Pos-Darwinista writes to draw our attention to the following Abstract:
Universal biology and the statistical mechanics of early life
Nigel Goldenfeld, Tommaso Biancalani, Farshid Jafarpour
Published 13 November 2017.DOI: 10.1098/rsta.2016.0341
All known life on the Earth exhibits at least two non-trivial common features: the canonical genetic code and biological homochirality, both of which emerged prior to the Last Universal Common Ancestor state. This article describes recent efforts to provide a narrative of this epoch using tools from statistical mechanics. During the emergence of self-replicating life far from equilibrium in a period of chemical evolution, minimal models of autocatalysis show that homochirality would have necessarily co-evolved along with the efficiency of early-life self-replicators.
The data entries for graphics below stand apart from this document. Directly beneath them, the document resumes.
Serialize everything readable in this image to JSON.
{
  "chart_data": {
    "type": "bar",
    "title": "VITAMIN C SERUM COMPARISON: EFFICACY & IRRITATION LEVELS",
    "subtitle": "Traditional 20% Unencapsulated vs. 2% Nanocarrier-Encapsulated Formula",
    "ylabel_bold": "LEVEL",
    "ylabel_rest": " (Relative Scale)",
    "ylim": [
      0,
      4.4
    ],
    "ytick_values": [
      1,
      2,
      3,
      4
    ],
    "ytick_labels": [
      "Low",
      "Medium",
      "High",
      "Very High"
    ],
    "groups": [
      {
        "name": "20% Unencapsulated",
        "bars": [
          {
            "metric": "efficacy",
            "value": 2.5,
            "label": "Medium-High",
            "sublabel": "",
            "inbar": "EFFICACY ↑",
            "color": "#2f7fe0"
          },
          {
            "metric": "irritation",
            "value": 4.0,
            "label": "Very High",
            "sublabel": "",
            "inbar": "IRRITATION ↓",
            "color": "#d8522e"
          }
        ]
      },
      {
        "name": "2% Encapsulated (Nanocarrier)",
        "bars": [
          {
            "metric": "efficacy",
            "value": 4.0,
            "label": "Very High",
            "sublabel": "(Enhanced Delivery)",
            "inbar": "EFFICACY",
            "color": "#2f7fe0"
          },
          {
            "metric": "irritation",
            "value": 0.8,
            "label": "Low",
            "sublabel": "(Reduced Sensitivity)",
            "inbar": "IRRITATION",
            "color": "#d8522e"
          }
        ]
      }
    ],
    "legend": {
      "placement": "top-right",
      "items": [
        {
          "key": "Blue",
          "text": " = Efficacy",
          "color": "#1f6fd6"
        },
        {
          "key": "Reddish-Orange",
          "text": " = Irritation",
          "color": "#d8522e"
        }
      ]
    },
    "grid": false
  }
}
Dynamical system models of the evolution of the genetic code must explain its universality and its highly refined error-minimization properties. These have both been accounted for in a scenario where life arose from a collective, networked phase where there was no notion of species and perhaps even individuality itself. We show how this phase ultimately terminated during an event sometimes known as the Darwinian transition, leading to the present epoch of tree-like vertical descent of organismal lineages. These examples illustrate concrete examples of universal biology: the quest for a fundamental understanding of the basic properties of living systems, independent of precise instantiation in chemistry or other media. [To be published December 28, 2018, as part of the themed issue ‘Reconceptualizing the origins of life’.]
Rob Sheldon writes to say,
There’s a lot of circular reasoning in this abstract. We know that homochirality is needed to get alpha-helices and beta-sheets to form. These are the building blocks of enzymatic bonding sites. So if different chiralities were present, cells would have a terrible time making enzymes.
How to turn that design into a law?
“minimal models of autocatalysis show that homochirality would have necessarily co-evolved along with the efficiency of early-life self-replicator.”
Make it into a model. Voila! It had to be that way. No design needed. Models are the new statistics. Twain’s adage is now “lies, damn lies, and models”
Sheldon is riffing off “lies, damn lies, and statistics,” a phrase he attributes to Mark Twain but whose origin is — a quibble here — actually uncertain.